Airline operators WestJet Airlines Ltd., Air Canada, Sunwing Airlines Inc. and Transat AT Inc. cancelled flights to those areas. While Mr. Trudeau’s efforts have largely stopped travel for the one-week all-inclusive crowd and tour operators, Canadians are still able to access flights to Mexico and the Caribbean by booking flights that connect through U.S. cities.

For some Canadians – such as snowbirds – the stricter quarantine rules have prompted them to extend their travel plans in hopes of bypassing a hotel quarantine if COVID-19 cases begin to decline, says Marty Firestone, president of Travel Secure, a seller of travel medical coverage.

However, he said those longer-term travellers may find that they will be unable to extend their medical coverage under certain policies.

“COVID-19 is a very fluid situation and all travellers must be aware that what is available one day may not be an option for them the next day,” Mr.
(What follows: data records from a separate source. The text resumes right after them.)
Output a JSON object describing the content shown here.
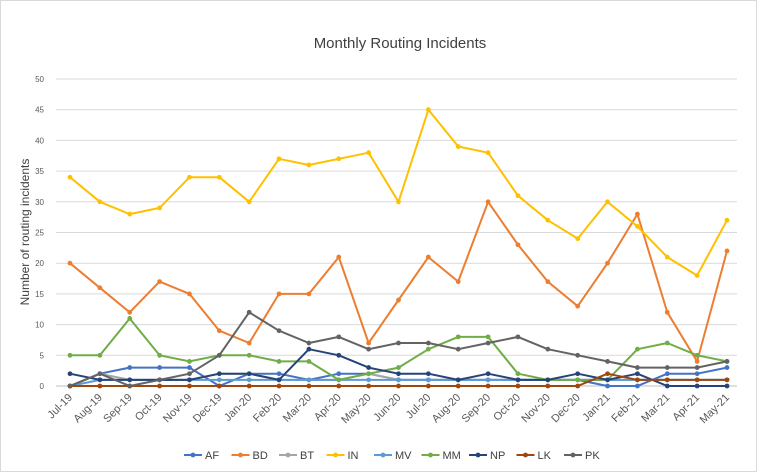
{
  "chart_data": {
    "type": "line",
    "title": "Monthly Routing Incidents",
    "xlabel": "",
    "ylabel": "Number of routing incidents",
    "ylim": [
      0,
      50
    ],
    "yticks": [
      0,
      5,
      10,
      15,
      20,
      25,
      30,
      35,
      40,
      45,
      50
    ],
    "grid": true,
    "legend_position": "bottom",
    "categories": [
      "Jul-19",
      "Aug-19",
      "Sep-19",
      "Oct-19",
      "Nov-19",
      "Dec-19",
      "Jan-20",
      "Feb-20",
      "Mar-20",
      "Apr-20",
      "May-20",
      "Jun-20",
      "Jul-20",
      "Aug-20",
      "Sep-20",
      "Oct-20",
      "Nov-20",
      "Dec-20",
      "Jan-21",
      "Feb-21",
      "Mar-21",
      "Apr-21",
      "May-21"
    ],
    "series": [
      {
        "name": "AF",
        "color": "#4472C4",
        "values": [
          0,
          2,
          3,
          3,
          3,
          0,
          2,
          2,
          1,
          2,
          2,
          1,
          1,
          1,
          1,
          1,
          1,
          1,
          0,
          0,
          2,
          2,
          3
        ]
      },
      {
        "name": "BD",
        "color": "#ED7D31",
        "values": [
          20,
          16,
          12,
          17,
          15,
          9,
          7,
          15,
          15,
          21,
          7,
          14,
          21,
          17,
          30,
          23,
          17,
          13,
          20,
          28,
          12,
          4,
          22
        ]
      },
      {
        "name": "BT",
        "color": "#A5A5A5",
        "values": [
          0,
          2,
          1,
          1,
          1,
          2,
          2,
          1,
          1,
          1,
          2,
          1,
          1,
          1,
          1,
          1,
          1,
          1,
          1,
          1,
          1,
          1,
          1
        ]
      },
      {
        "name": "IN",
        "color": "#FFC000",
        "values": [
          34,
          30,
          28,
          29,
          34,
          34,
          30,
          37,
          36,
          37,
          38,
          30,
          45,
          39,
          38,
          31,
          27,
          24,
          30,
          26,
          21,
          18,
          27
        ]
      },
      {
        "name": "MV",
        "color": "#5B9BD5",
        "values": [
          0,
          1,
          1,
          1,
          1,
          1,
          1,
          1,
          1,
          1,
          1,
          1,
          1,
          1,
          1,
          1,
          1,
          1,
          1,
          1,
          1,
          1,
          1
        ]
      },
      {
        "name": "MM",
        "color": "#70AD47",
        "values": [
          5,
          5,
          11,
          5,
          4,
          5,
          5,
          4,
          4,
          1,
          2,
          3,
          6,
          8,
          8,
          2,
          1,
          1,
          1,
          6,
          7,
          5,
          4
        ]
      },
      {
        "name": "NP",
        "color": "#264478",
        "values": [
          2,
          1,
          1,
          1,
          1,
          2,
          2,
          1,
          6,
          5,
          3,
          2,
          2,
          1,
          2,
          1,
          1,
          2,
          1,
          2,
          0,
          0,
          0
        ]
      },
      {
        "name": "LK",
        "color": "#9E480E",
        "values": [
          0,
          0,
          0,
          0,
          0,
          0,
          0,
          0,
          0,
          0,
          0,
          0,
          0,
          0,
          0,
          0,
          0,
          0,
          2,
          1,
          1,
          1,
          1
        ]
      },
      {
        "name": "PK",
        "color": "#636363",
        "values": [
          0,
          2,
          0,
          1,
          2,
          5,
          12,
          9,
          7,
          8,
          6,
          7,
          7,
          6,
          7,
          8,
          6,
          5,
          4,
          3,
          3,
          3,
          4
        ]
      }
    ]
  }
}
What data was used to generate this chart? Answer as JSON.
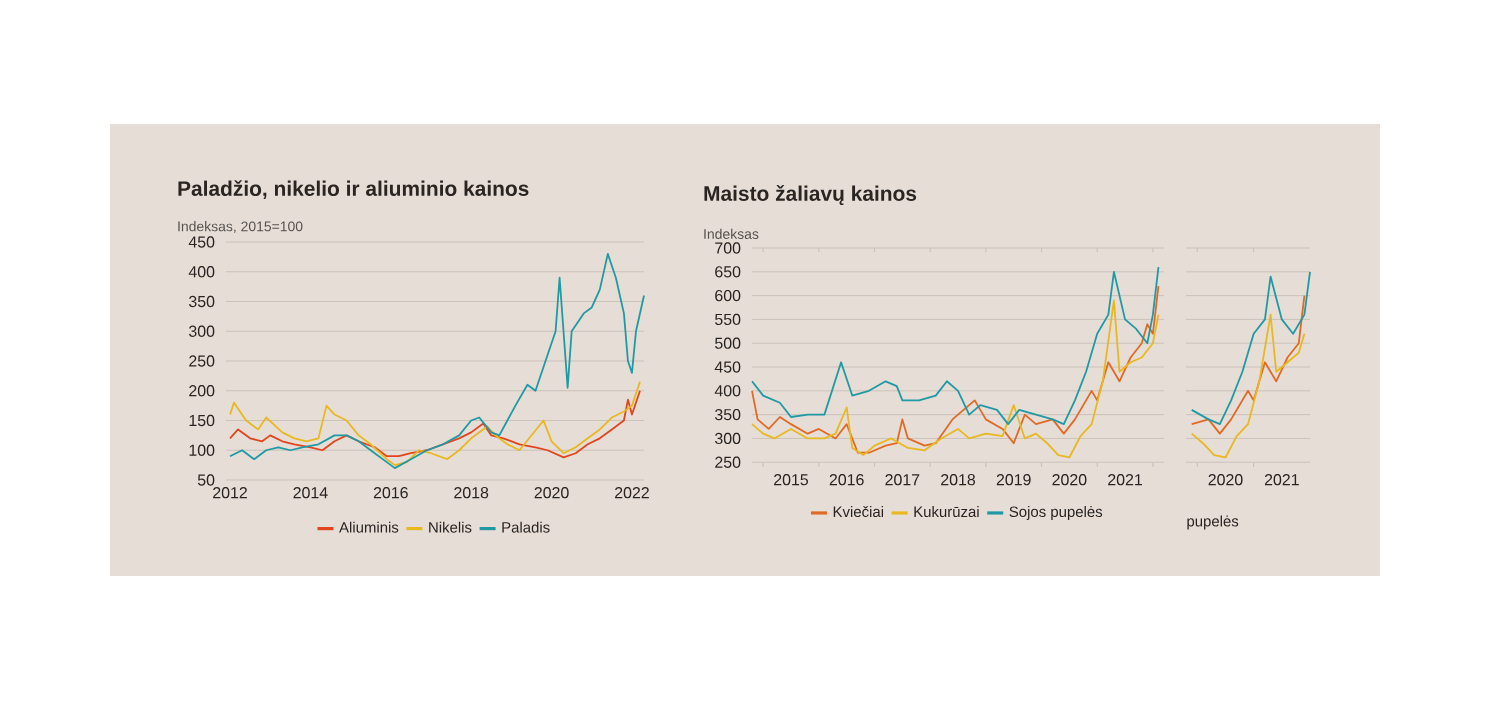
{
  "chart_data": [
    {
      "type": "line",
      "title": "Paladžio, nikelio ir aliuminio kainos",
      "ylabel": "Indeksas, 2015=100",
      "xlim": [
        2011.9,
        2022.3
      ],
      "ylim": [
        50,
        450
      ],
      "xticks": [
        2012,
        2014,
        2016,
        2018,
        2020,
        2022
      ],
      "yticks": [
        50,
        100,
        150,
        200,
        250,
        300,
        350,
        400,
        450
      ],
      "grid": "y",
      "legend": "bottom",
      "series": [
        {
          "name": "Aliuminis",
          "color": "#e0461e",
          "x": [
            2012,
            2012.2,
            2012.5,
            2012.8,
            2013,
            2013.3,
            2013.6,
            2014,
            2014.3,
            2014.6,
            2014.9,
            2015.2,
            2015.6,
            2015.9,
            2016.2,
            2016.5,
            2016.9,
            2017.3,
            2017.7,
            2018.0,
            2018.3,
            2018.5,
            2018.8,
            2019.2,
            2019.6,
            2019.9,
            2020.3,
            2020.6,
            2020.9,
            2021.2,
            2021.5,
            2021.8,
            2021.9,
            2022.0,
            2022.2
          ],
          "values": [
            120,
            135,
            120,
            115,
            125,
            115,
            110,
            105,
            100,
            115,
            125,
            115,
            105,
            90,
            90,
            95,
            100,
            110,
            120,
            130,
            145,
            125,
            120,
            110,
            105,
            100,
            88,
            95,
            110,
            120,
            135,
            150,
            185,
            160,
            200
          ]
        },
        {
          "name": "Nikelis",
          "color": "#e8b820",
          "x": [
            2012,
            2012.1,
            2012.4,
            2012.7,
            2012.9,
            2013.3,
            2013.6,
            2013.9,
            2014.2,
            2014.4,
            2014.6,
            2014.9,
            2015.2,
            2015.5,
            2015.9,
            2016.1,
            2016.4,
            2016.7,
            2017.0,
            2017.4,
            2017.7,
            2018.0,
            2018.4,
            2018.6,
            2018.9,
            2019.2,
            2019.5,
            2019.8,
            2020.0,
            2020.3,
            2020.6,
            2020.9,
            2021.2,
            2021.5,
            2021.8,
            2022.0,
            2022.2
          ],
          "values": [
            160,
            180,
            150,
            135,
            155,
            130,
            120,
            115,
            120,
            175,
            160,
            150,
            125,
            110,
            85,
            75,
            80,
            100,
            95,
            85,
            100,
            120,
            140,
            125,
            110,
            100,
            125,
            150,
            115,
            95,
            105,
            120,
            135,
            155,
            165,
            175,
            215
          ]
        },
        {
          "name": "Paladis",
          "color": "#1f9aa5",
          "x": [
            2012,
            2012.3,
            2012.6,
            2012.9,
            2013.2,
            2013.5,
            2013.8,
            2014.2,
            2014.6,
            2014.9,
            2015.2,
            2015.6,
            2015.9,
            2016.1,
            2016.5,
            2016.9,
            2017.3,
            2017.7,
            2018.0,
            2018.2,
            2018.5,
            2018.7,
            2018.9,
            2019.1,
            2019.4,
            2019.6,
            2019.9,
            2020.1,
            2020.2,
            2020.4,
            2020.5,
            2020.8,
            2021.0,
            2021.2,
            2021.4,
            2021.6,
            2021.8,
            2021.9,
            2022.0,
            2022.1,
            2022.3
          ],
          "values": [
            90,
            100,
            85,
            100,
            105,
            100,
            105,
            110,
            125,
            125,
            115,
            95,
            80,
            70,
            85,
            100,
            110,
            125,
            150,
            155,
            130,
            125,
            150,
            175,
            210,
            200,
            260,
            300,
            390,
            205,
            300,
            330,
            340,
            370,
            430,
            390,
            330,
            250,
            230,
            300,
            360
          ]
        }
      ]
    },
    {
      "type": "line",
      "title": "Maisto žaliavų kainos",
      "ylabel": "Indeksas",
      "xlim": [
        2014.8,
        2022.2
      ],
      "ylim": [
        240,
        700
      ],
      "xticks": [
        {
          "value": 2015,
          "label": null
        },
        {
          "value": 2015.5,
          "label": "2015"
        },
        {
          "value": 2016,
          "label": null
        },
        {
          "value": 2016.5,
          "label": "2016"
        },
        {
          "value": 2017,
          "label": null
        },
        {
          "value": 2017.5,
          "label": "2017"
        },
        {
          "value": 2018,
          "label": null
        },
        {
          "value": 2018.5,
          "label": "2018"
        },
        {
          "value": 2019,
          "label": null
        },
        {
          "value": 2019.5,
          "label": "2019"
        },
        {
          "value": 2020,
          "label": null
        },
        {
          "value": 2020.5,
          "label": "2020"
        },
        {
          "value": 2021,
          "label": null
        },
        {
          "value": 2021.5,
          "label": "2021"
        },
        {
          "value": 2022,
          "label": null
        }
      ],
      "yticks": [
        250,
        300,
        350,
        400,
        450,
        500,
        550,
        600,
        650,
        700
      ],
      "grid": "y",
      "legend": "bottom",
      "series": [
        {
          "name": "Kviečiai",
          "color": "#e06a25",
          "x": [
            2014.8,
            2014.9,
            2015.1,
            2015.3,
            2015.5,
            2015.8,
            2016.0,
            2016.3,
            2016.5,
            2016.7,
            2016.9,
            2017.2,
            2017.4,
            2017.5,
            2017.6,
            2017.9,
            2018.1,
            2018.4,
            2018.6,
            2018.8,
            2019.0,
            2019.3,
            2019.5,
            2019.7,
            2019.9,
            2020.2,
            2020.4,
            2020.6,
            2020.9,
            2021.0,
            2021.2,
            2021.4,
            2021.6,
            2021.8,
            2021.9,
            2022.0,
            2022.1
          ],
          "values": [
            400,
            340,
            320,
            345,
            330,
            310,
            320,
            300,
            330,
            270,
            270,
            285,
            290,
            340,
            300,
            285,
            290,
            340,
            360,
            380,
            340,
            320,
            290,
            350,
            330,
            340,
            310,
            340,
            400,
            380,
            460,
            420,
            470,
            500,
            540,
            520,
            620
          ]
        },
        {
          "name": "Kukurūzai",
          "color": "#e8b820",
          "x": [
            2014.8,
            2015.0,
            2015.2,
            2015.5,
            2015.8,
            2016.1,
            2016.3,
            2016.5,
            2016.6,
            2016.8,
            2017.0,
            2017.3,
            2017.6,
            2017.9,
            2018.2,
            2018.5,
            2018.7,
            2019.0,
            2019.3,
            2019.5,
            2019.7,
            2019.9,
            2020.1,
            2020.3,
            2020.5,
            2020.7,
            2020.9,
            2021.1,
            2021.3,
            2021.4,
            2021.6,
            2021.8,
            2022.0,
            2022.1
          ],
          "values": [
            330,
            310,
            300,
            320,
            300,
            300,
            310,
            365,
            280,
            265,
            285,
            300,
            280,
            275,
            300,
            320,
            300,
            310,
            305,
            370,
            300,
            310,
            290,
            265,
            260,
            305,
            330,
            420,
            590,
            440,
            460,
            470,
            500,
            560
          ]
        },
        {
          "name": "Sojos pupelės",
          "color": "#1f9aa5",
          "x": [
            2014.8,
            2015.0,
            2015.3,
            2015.5,
            2015.8,
            2016.1,
            2016.4,
            2016.6,
            2016.9,
            2017.2,
            2017.4,
            2017.5,
            2017.8,
            2018.1,
            2018.3,
            2018.5,
            2018.7,
            2018.9,
            2019.2,
            2019.4,
            2019.6,
            2019.9,
            2020.2,
            2020.4,
            2020.6,
            2020.8,
            2021.0,
            2021.2,
            2021.3,
            2021.5,
            2021.7,
            2021.9,
            2022.0,
            2022.1
          ],
          "values": [
            420,
            390,
            375,
            345,
            350,
            350,
            460,
            390,
            400,
            420,
            410,
            380,
            380,
            390,
            420,
            400,
            350,
            370,
            360,
            330,
            360,
            350,
            340,
            330,
            380,
            440,
            520,
            560,
            650,
            550,
            530,
            500,
            560,
            660
          ]
        }
      ]
    },
    {
      "type": "line",
      "xlim": [
        2019.8,
        2022.0
      ],
      "ylim": [
        240,
        700
      ],
      "xticks": [
        {
          "value": 2020,
          "label": null
        },
        {
          "value": 2020.5,
          "label": "2020"
        },
        {
          "value": 2021,
          "label": null
        },
        {
          "value": 2021.5,
          "label": "2021"
        }
      ],
      "yticks": [
        250,
        300,
        350,
        400,
        450,
        500,
        550,
        600,
        650,
        700
      ],
      "grid": "y",
      "tick_labels": "x",
      "annotations": [
        "pupelės"
      ],
      "series": [
        {
          "color": "#e06a25",
          "x": [
            2019.9,
            2020.2,
            2020.4,
            2020.6,
            2020.9,
            2021.0,
            2021.2,
            2021.4,
            2021.6,
            2021.8,
            2021.9
          ],
          "values": [
            330,
            340,
            310,
            340,
            400,
            380,
            460,
            420,
            470,
            500,
            600
          ]
        },
        {
          "color": "#e8b820",
          "x": [
            2019.9,
            2020.1,
            2020.3,
            2020.5,
            2020.7,
            2020.9,
            2021.1,
            2021.3,
            2021.4,
            2021.6,
            2021.8,
            2021.9
          ],
          "values": [
            310,
            290,
            265,
            260,
            305,
            330,
            420,
            560,
            440,
            460,
            480,
            520
          ]
        },
        {
          "color": "#1f9aa5",
          "x": [
            2019.9,
            2020.2,
            2020.4,
            2020.6,
            2020.8,
            2021.0,
            2021.2,
            2021.3,
            2021.5,
            2021.7,
            2021.9,
            2022.0
          ],
          "values": [
            360,
            340,
            330,
            380,
            440,
            520,
            550,
            640,
            550,
            520,
            560,
            650
          ]
        }
      ]
    }
  ]
}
Firestone said. “If you cannot get an extension to a policy that is about to expire, you better get yourself back to Canada – whether by plane or car – because you do not want to be out of the country without medical insurance in any environment, let alone during a global pandemic.”

It is yet to be seen if other major travel insurers in Canada will follow suit. TuGo travel insurance’s chief customer officer Brad Dance confirmed that the company had not cancelled any travel-insurance sales for any specific destinations.

Julia Koene, a spokesperson for Allianz Global Assistance, told The Globe and Mail that the insurer currently has no plans to suspend sales to Mexico or the Caribbean.

Canada’s largest insurer, Manulife Financial Corp., declined to comment on its travel-insurance policies.